In 2012, the chILD Foundation submitted two grant applications to the Rare99X Project offered by the Rare Genomics Institute. One grant application was accepted for funding and several families that have multiple children affected by Neuroendocrine Hyperplasia of Infancy (NEHI) will have exome sequencing done to look for common genetic mutations among NEHI patients. The data obtained from this testing will be shared with our researchers and will be used to elevate our understanding of familial NEHI.

Dr. Ikonomou Awarded $80,000 for Pediatric Lung Research

Laertis Ikonomou, PhD, assistant professor of medicine at Boston University School of Medicine, was the recipient of an American Thoracic Society Foundation/Children’s Interstitial Lung Disease Foundation Grant to study genetic mutations in children with interstitial lung disease (chILD).

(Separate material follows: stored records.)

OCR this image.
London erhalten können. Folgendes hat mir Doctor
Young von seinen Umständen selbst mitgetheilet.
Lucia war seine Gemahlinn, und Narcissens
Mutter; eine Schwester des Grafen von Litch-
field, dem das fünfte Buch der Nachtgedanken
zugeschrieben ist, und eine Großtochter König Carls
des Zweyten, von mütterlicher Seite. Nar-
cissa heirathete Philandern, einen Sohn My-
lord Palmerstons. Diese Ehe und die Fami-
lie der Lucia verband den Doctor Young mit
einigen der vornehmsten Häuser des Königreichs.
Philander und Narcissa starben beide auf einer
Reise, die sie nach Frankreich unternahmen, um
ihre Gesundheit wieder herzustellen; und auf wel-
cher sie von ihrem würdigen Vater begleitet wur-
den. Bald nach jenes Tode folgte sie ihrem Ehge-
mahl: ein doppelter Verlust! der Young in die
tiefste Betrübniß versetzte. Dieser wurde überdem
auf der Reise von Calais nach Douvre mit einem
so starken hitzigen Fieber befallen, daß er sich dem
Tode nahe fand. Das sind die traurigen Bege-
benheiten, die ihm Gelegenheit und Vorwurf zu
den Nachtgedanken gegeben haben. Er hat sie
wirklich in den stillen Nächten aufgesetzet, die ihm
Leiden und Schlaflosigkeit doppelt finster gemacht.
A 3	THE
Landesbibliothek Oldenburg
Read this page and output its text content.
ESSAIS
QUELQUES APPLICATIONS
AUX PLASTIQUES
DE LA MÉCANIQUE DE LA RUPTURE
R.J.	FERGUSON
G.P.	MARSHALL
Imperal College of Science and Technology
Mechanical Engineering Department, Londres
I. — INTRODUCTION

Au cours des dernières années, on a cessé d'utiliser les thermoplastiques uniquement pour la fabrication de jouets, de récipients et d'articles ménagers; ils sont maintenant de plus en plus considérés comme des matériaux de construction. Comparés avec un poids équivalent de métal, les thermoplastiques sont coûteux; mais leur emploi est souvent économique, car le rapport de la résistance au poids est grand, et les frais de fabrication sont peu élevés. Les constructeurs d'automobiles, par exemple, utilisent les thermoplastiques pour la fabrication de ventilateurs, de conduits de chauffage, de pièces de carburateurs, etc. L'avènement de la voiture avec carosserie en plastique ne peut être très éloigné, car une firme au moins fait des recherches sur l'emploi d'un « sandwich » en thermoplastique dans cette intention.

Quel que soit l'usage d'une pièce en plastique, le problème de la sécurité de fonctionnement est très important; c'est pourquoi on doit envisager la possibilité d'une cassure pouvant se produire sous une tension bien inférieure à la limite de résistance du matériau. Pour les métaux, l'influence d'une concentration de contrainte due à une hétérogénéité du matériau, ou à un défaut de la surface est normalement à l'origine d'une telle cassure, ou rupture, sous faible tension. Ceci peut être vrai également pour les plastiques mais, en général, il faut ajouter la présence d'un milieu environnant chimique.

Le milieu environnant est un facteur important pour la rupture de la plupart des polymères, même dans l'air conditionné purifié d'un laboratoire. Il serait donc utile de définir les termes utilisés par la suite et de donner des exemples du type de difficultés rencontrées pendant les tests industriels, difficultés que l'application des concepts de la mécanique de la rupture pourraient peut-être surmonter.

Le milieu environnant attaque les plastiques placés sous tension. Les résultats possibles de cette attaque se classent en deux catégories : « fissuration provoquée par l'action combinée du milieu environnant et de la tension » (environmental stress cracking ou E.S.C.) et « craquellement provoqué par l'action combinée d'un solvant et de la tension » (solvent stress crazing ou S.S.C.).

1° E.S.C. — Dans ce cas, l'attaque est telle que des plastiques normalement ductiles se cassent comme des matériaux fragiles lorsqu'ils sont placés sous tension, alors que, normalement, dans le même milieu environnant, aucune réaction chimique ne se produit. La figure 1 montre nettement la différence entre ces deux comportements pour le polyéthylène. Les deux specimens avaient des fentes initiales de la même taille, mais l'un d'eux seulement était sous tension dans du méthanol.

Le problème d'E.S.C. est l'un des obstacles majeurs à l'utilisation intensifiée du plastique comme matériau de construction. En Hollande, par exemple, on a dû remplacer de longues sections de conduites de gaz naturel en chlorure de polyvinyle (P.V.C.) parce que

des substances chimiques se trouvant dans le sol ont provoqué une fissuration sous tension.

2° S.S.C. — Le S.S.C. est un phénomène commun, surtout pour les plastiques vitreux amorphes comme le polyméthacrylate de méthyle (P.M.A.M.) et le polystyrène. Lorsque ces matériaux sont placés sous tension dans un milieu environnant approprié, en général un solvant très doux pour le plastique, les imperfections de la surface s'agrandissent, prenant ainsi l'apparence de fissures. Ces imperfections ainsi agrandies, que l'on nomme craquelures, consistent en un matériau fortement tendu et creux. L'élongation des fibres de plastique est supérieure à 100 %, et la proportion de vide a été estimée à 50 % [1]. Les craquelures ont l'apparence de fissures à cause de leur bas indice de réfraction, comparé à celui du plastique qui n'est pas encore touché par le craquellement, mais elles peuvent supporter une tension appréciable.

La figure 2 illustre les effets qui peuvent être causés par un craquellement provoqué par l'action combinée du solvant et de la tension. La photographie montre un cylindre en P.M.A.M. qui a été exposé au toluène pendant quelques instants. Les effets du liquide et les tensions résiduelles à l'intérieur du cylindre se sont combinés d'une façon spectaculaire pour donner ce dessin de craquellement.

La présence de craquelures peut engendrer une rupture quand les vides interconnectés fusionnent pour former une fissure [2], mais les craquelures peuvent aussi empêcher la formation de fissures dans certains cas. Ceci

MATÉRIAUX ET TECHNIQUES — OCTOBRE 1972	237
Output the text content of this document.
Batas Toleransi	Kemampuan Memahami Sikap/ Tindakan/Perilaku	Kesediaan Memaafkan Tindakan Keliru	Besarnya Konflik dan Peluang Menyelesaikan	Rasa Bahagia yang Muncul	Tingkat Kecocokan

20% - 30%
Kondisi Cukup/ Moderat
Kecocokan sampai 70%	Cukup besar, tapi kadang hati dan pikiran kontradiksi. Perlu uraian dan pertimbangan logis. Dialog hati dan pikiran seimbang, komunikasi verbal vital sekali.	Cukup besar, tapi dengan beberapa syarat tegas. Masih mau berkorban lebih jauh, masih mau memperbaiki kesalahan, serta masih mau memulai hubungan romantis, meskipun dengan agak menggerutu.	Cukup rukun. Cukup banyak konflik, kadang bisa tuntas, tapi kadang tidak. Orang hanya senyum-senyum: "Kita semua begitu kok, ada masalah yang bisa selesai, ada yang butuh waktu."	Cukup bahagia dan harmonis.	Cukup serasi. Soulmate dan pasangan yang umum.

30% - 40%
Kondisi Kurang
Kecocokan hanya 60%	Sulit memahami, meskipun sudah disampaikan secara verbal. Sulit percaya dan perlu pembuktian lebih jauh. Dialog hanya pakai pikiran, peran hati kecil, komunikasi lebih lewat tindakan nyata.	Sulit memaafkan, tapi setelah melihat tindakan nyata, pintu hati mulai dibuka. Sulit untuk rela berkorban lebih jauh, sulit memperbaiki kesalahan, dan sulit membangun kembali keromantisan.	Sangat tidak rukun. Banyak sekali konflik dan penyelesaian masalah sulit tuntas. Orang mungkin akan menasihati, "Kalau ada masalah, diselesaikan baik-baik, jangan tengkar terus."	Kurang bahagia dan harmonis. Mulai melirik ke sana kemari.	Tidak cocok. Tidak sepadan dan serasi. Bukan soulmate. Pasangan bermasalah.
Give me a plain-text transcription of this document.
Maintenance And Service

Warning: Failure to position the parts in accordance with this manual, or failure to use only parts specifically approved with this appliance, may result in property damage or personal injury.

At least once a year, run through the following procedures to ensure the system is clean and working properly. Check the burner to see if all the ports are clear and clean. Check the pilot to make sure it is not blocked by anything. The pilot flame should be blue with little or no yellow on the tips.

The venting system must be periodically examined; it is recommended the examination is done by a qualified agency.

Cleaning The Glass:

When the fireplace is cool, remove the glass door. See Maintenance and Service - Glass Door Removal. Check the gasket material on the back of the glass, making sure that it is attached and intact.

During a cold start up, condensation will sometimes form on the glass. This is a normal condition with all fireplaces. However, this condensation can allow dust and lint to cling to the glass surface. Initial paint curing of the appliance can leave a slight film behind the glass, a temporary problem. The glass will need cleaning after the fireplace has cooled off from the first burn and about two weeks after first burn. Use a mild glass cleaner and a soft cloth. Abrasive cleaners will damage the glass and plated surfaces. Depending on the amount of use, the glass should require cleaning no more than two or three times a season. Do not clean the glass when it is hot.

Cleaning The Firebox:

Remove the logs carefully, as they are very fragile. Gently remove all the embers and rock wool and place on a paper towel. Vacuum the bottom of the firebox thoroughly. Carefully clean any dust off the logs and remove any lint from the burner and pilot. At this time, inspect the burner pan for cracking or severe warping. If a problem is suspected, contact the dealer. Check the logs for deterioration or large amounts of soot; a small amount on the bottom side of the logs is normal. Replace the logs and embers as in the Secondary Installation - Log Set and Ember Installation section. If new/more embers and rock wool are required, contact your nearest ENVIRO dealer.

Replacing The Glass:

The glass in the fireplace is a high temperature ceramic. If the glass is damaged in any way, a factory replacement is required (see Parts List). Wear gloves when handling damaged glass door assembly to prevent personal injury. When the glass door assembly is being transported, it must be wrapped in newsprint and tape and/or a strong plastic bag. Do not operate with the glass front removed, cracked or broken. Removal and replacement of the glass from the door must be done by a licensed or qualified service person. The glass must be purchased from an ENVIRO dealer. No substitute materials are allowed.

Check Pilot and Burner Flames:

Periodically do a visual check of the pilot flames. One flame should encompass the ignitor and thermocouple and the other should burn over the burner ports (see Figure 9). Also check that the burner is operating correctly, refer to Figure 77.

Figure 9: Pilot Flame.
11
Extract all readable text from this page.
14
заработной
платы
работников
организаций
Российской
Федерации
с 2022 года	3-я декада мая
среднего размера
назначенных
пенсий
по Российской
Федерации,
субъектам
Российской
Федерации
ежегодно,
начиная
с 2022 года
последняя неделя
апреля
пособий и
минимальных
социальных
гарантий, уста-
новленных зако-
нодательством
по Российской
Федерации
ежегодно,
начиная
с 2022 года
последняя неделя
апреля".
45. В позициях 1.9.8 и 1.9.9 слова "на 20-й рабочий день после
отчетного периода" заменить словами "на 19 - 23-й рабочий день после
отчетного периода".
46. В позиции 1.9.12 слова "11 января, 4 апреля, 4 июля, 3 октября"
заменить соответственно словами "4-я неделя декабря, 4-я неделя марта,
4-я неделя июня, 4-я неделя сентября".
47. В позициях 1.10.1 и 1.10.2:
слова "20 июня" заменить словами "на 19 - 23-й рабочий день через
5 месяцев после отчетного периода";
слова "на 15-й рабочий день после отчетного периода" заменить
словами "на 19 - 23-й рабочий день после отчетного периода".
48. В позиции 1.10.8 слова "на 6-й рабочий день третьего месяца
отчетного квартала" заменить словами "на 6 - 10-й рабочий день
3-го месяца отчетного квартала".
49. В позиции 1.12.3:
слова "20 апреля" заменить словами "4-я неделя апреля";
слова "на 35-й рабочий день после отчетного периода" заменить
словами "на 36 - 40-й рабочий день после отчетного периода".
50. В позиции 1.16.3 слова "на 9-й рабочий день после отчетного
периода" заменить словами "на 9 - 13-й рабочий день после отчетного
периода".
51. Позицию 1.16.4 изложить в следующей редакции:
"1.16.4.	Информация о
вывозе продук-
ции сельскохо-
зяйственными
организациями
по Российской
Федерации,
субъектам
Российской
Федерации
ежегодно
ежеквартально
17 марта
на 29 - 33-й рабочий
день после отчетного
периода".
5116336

In 2012, we funded the second year of this ground-breaking research. (The grant provided $40,000 in funding for two years.) A subset of children suffering from interstitial lung diseases (chILD) carry mutations in NKX2-1, a gene important for the development and function of the respiratory system. There is currently no treatment beyond supportive care for those with chILD disorders, due in part to a lack of understanding of the pathogenesis of the disease. This proposal develops a novel system potentially able to model lung disease in vitro, focusing on the least understood chILD variant arising from NKX2-1 mutations. Fibroblasts obtained from individuals with chILD will be converted into pluripotent stem cells using state of the art reprogramming techniques. These stem cells will be differentiated into lung epithelial cells in an effort to establish the first in vitro model of lung disease using patient-specific/disease-specific stem cells. If successful, this model system may serve as a powerful high throughput drug screening system potentially leading to the discovery of novel therapeutics to alleviate or even reverse the course of chILD illnesses.